Processing Tape with Titanium Dioxide (Tio2)
by Dave Wade
an original article for

In August of 2001, I was fortunate enough to attend the Administrative Advanced Latent Fingerprint School at the FBI Academy.  One of the requirements of this course is that you do a research project on a fingerprint related topic.  I chose “Development of Latent Prints on Adhesive Material”.  While researching the topic, I read an article that mentioned using SPR in place of Sticky-Side Powder for processing electrical tape.  The reason for this was that it was somewhat easier to see than the Sticky-Side Powder.  I mentioned this to Carl Keener, who was one of the instructors for the course.  He said that SPR is nearly as dark in color as Sticky-Side Powder.  He mentioned that he had some of Sirchie’s white SPR in the lab, but he had not had much success with it.

Sirchie’s white SPR comes in a liquid form, which contains a small amount of titanium dioxide (TiO2), tergitol, and water.  When I tried using it on black electrical tape, it simply turned the tape gray.  I then added some Kodak Photo-Flo to the SPR.  I processed a piece of electrical tape by agitating it in the mixture to keep the TiO2 particles in suspension.  After about a minute, I removed the tape and allowed the mixture to drain off.  Very clear white prints were visible on the tape.

Latent print developed with TiO2 powder on the adhesive side of black electrical tape

After returning to Albuquerque, I continued experimenting with this process.  Since TiO2 is a common pigment in paint, I contacted a local company that makes paint and explained what I was working on.  They gladly provided me with a large bag of Kerr-McGee CR-880 titanium dioxide.  I found that simply using the TiO2 powder in place of Sticky-Side Powder produced excellent results.

Nice level three detail developed with TiO2 powder on adhesive side of black electrical tape

Mix the powder with a 50/50 mixture of water and Kodak Photo-Flo until you have a paste.  Apply it to the tape, just as you would Sticky-Side Powder, but apply it to both sides of the tape.  Rinse the paste off the tape and the developed latents will be visible.  This process will develop latents on both sides of the tape.  Allow the tape to dry.  The developed latents will be delicate and can be easily wiped off, especially on the non-adhesive side, so be careful.  This method works especially well on the adhesive side of electrical tape and the non-adhesive side of duct tape.  If you are processing duct tape, I recommend processing the adhesive side with Sticky-Side Powder and the non-adhesive side with TiO2 paste.  The two processes will not interfere with each other.

Latent prints developed on the NON-adhesive side of duct tape with TiO2 powder

You can also make a solution in a tray to process larger items or pieces of tape.  Simply pour a 50/50 mixture of water and Kodak Photo-Flo into a tray and stir in TiO2 powder until the mixture looks like milk.  Agitate the item to be processed in the mixture for approximately 2 minutes, then rinse.  Allow the item to dry, then examine for developed latents.

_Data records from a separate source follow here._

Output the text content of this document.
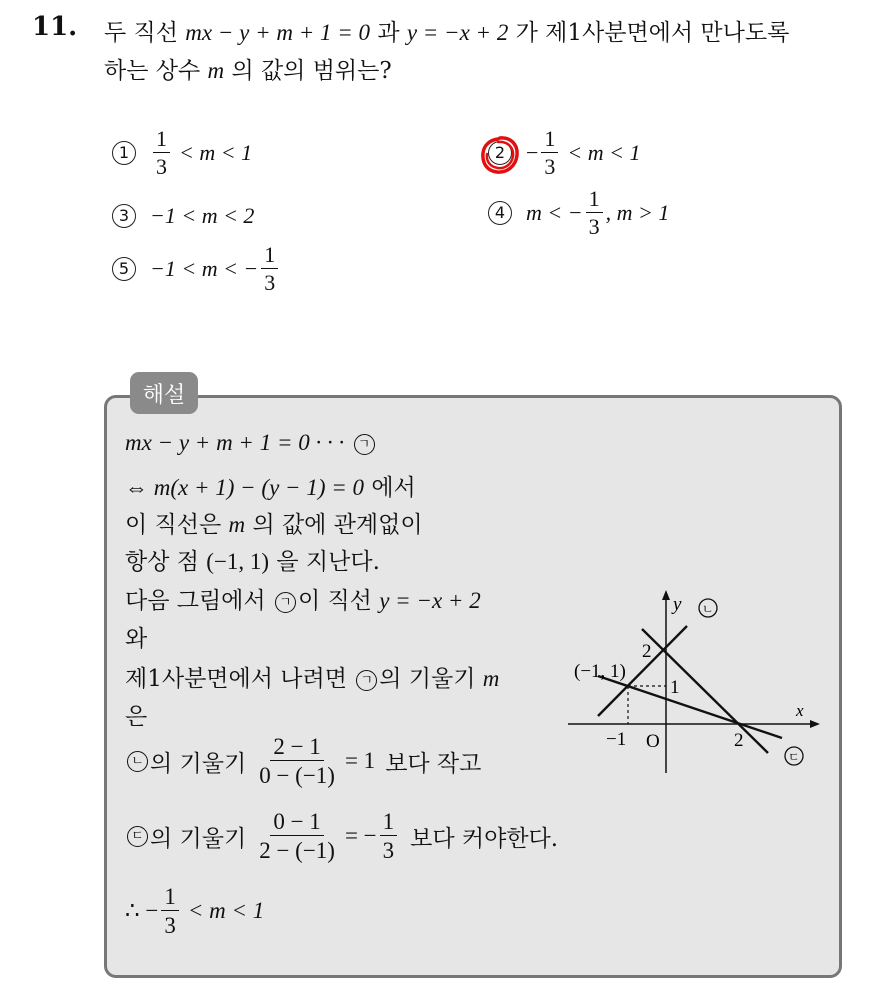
11. 두 직선 mx − y + m + 1 = 0 과 y = −x + 2 가 제1사분면에서 만나도록
하는 상수 m 의 값의 범위는?
1	$\frac{1}{3} < m < 1$	$2 - \frac{1}{3} < m < 1$
3 −1 < m < 2	4 m < − $\frac{1}{3}$ , m > 1
5 −1 < m < − $\frac{1}{3}$
해설
mx − y + m + 1 = 0 · · · ㄱ
⇔ m(x + 1) − (y − 1) = 0 에서
이 직선은 m 의 값에 관계없이
항상 점 (−1, 1) 을 지난다.
다음 그림에서 ㄱ 이 직선 y = −x + 2
와
제1사분면에서 나려면 ㄱ 의 기울기 m
은
ㄴ 의 기울기 $\frac{2 - 1}{0 - (-1)} = 1$ 보다 작고
ㄷ 의 기울기 $\frac{0 - 1}{2 - (-1)}$ = − $\frac{1}{3}$ 보다 커야한다.
∴ − $\frac{1}{3} < m < 1$
y
x
O
−1	2
2
1
(−1, 1)
ㄴ
ㄷ
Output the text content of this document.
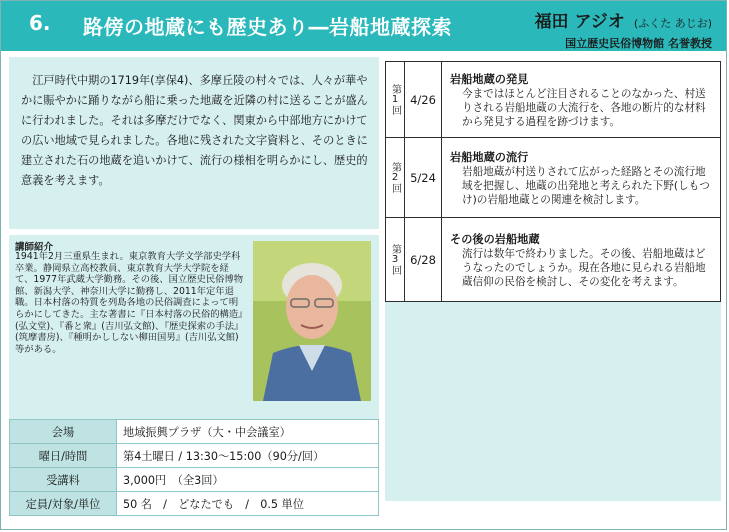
6. 路傍の地蔵にも歴史あり―岩船地蔵探索	福田 アジオ (ふくた あじお)
国立歴史民俗博物館 名誉教授
江戸時代中期の1719年(享保4)、多摩丘陵の村々では、人々が華やかに賑やかに踊りながら船に乗った地蔵を近隣の村に送ることが盛んに行われました。それは多摩だけでなく、関東から中部地方にかけての広い地域で見られました。各地に残された文字資料と、そのときに建立された石の地蔵を追いかけて、流行の様相を明らかにし、歴史的意義を考えます。
講師紹介
1941年2月三重県生まれ。東京教育大学文学部史学科卒業。静岡県立高校教員、東京教育大学大学院を経て、1977年武蔵大学勤務。その後、国立歴史民俗博物館、新潟大学、神奈川大学に勤務し、2011年定年退職。日本村落の特質を列島各地の民俗調査によって明らかにしてきた。主な著書に『日本村落の民俗的構造』(弘文堂)、『番と衆』(吉川弘文館)、『歴史探索の手法』(筑摩書房)、『種明かししない柳田国男』(吉川弘文館)等がある。
会場	地域振興プラザ（大・中会議室）
曜日/時間	第4土曜日 / 13:30～15:00（90分/回）
受講料	3,000円　（全3回）
定員/対象/単位	50 名　/　どなたでも　/　0.5 単位
第1回	4/26	岩船地蔵の発見
今まではほとんど注目されることのなかった、村送りされる岩船地蔵の大流行を、各地の断片的な材料から発見する過程を跡づけます。

第2回	5/24	岩船地蔵の流行
岩船地蔵が村送りされて広がった経路とその流行地域を把握し、地蔵の出発地と考えられた下野(しもつけ)の岩船地蔵との関連を検討します。

第3回	6/28	その後の岩船地蔵
流行は数年で終わりました。その後、岩船地蔵はどうなったのでしょうか。現在各地に見られる岩船地蔵信仰の民俗を検討し、その変化を考えます。
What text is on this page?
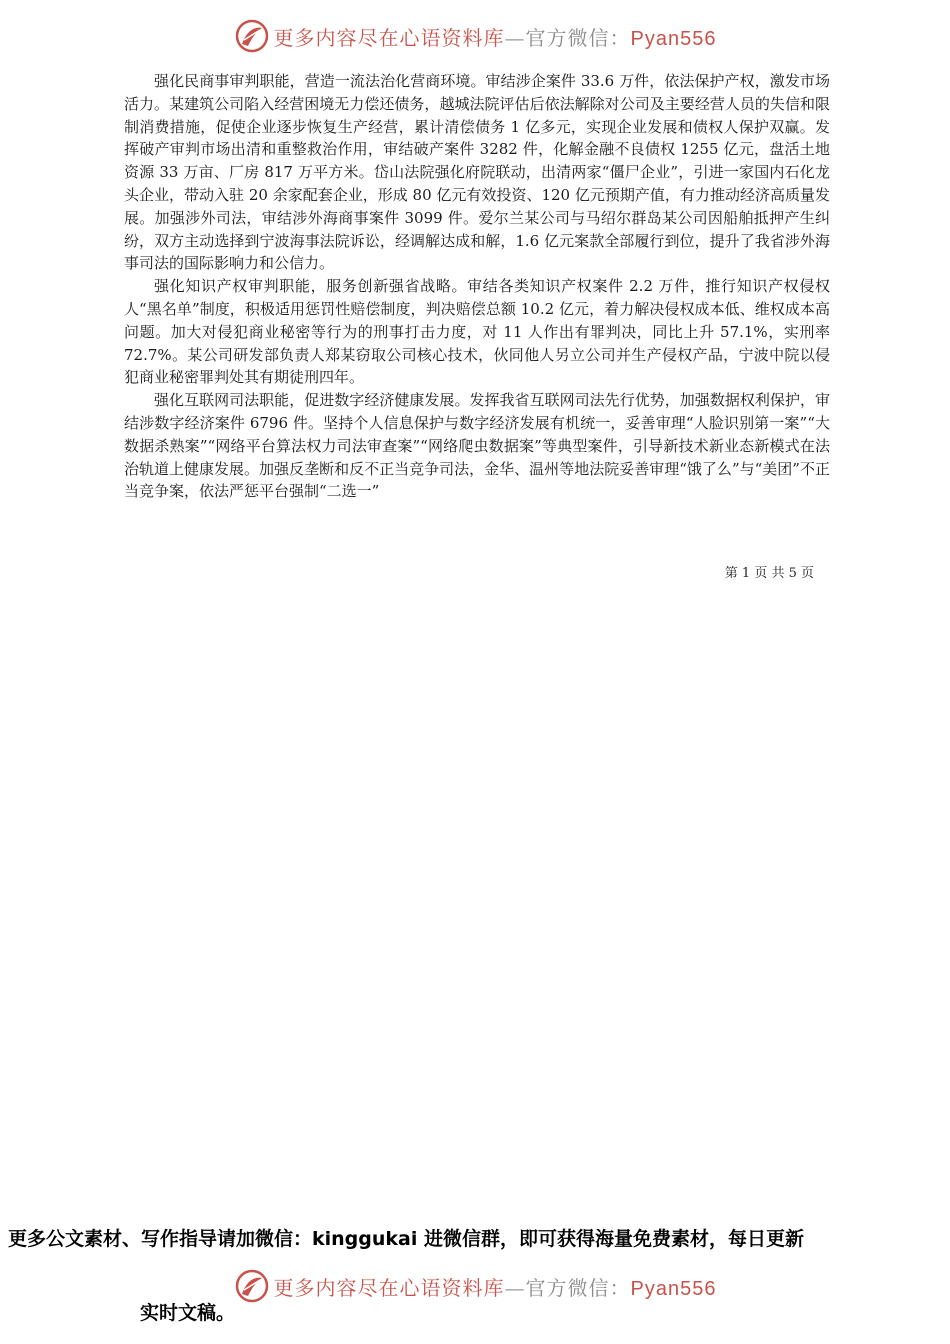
更多内容尽在心语资料库—官方微信：Pyan556

强化民商事审判职能，营造一流法治化营商环境。审结涉企案件 33.6 万件，依法保护产权，激发市场活力。某建筑公司陷入经营困境无力偿还债务，越城法院评估后依法解除对公司及主要经营人员的失信和限制消费措施，促使企业逐步恢复生产经营，累计清偿债务 1 亿多元，实现企业发展和债权人保护双赢。发挥破产审判市场出清和重整救治作用，审结破产案件 3282 件，化解金融不良债权 1255 亿元，盘活土地资源 33 万亩、厂房 817 万平方米。岱山法院强化府院联动，出清两家“僵尸企业”，引进一家国内石化龙头企业，带动入驻 20 余家配套企业，形成 80 亿元有效投资、120 亿元预期产值，有力推动经济高质量发展。加强涉外司法，审结涉外海商事案件 3099 件。爱尔兰某公司与马绍尔群岛某公司因船舶抵押产生纠纷，双方主动选择到宁波海事法院诉讼，经调解达成和解，1.6 亿元案款全部履行到位，提升了我省涉外海事司法的国际影响力和公信力。

强化知识产权审判职能，服务创新强省战略。审结各类知识产权案件 2.2 万件，推行知识产权侵权人“黑名单”制度，积极适用惩罚性赔偿制度，判决赔偿总额 10.2 亿元，着力解决侵权成本低、维权成本高问题。加大对侵犯商业秘密等行为的刑事打击力度，对 11 人作出有罪判决，同比上升 57.1%，实刑率 72.7%。某公司研发部负责人郑某窃取公司核心技术，伙同他人另立公司并生产侵权产品，宁波中院以侵犯商业秘密罪判处其有期徒刑四年。

强化互联网司法职能，促进数字经济健康发展。发挥我省互联网司法先行优势，加强数据权利保护，审结涉数字经济案件 6796 件。坚持个人信息保护与数字经济发展有机统一，妥善审理“人脸识别第一案”“大数据杀熟案”“网络平台算法权力司法审查案”“网络爬虫数据案”等典型案件，引导新技术新业态新模式在法治轨道上健康发展。加强反垄断和反不正当竞争司法，金华、温州等地法院妥善审理“饿了么”与“美团”不正当竞争案，依法严惩平台强制“二选一”

第 1 页 共 5 页
更多公文素材、写作指导请加微信：kinggukai 进微信群，即可获得海量免费素材，每日更新
更多内容尽在心语资料库—官方微信：Pyan556
实时文稿。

These processes also work well on plastic bags and cellophane.

You must use a rutile form of TiO2, not an anatase form.  One of the best is Kemira 820.  It can be obtained from Steve Parker at Kalamazoo Paper Chemicals for about $4 a pound.  Contact him via e-mail at

I have successfully used this process many times to develop workable latents on electrical tape, duct tape, and plastic bags.  Recently, one of our Field Investigators, Kevin Sanchez, brought me a shattered car window from the scene of an auto burglary.  The offender had apparently applied black duct tape to a window of a Sheriff’s Department vehicle before breaking it.  He then took the shotgun out of the vehicle, but left the broken window with the tape on it.  I left the tape as it was, still attached to the glass, and processed the non-adhesive side with a TiO2 paste.  Numerous white prints  of AFIS quality were visible on the tape.  I immediately entered one print into AFIS, which hit on a suspect.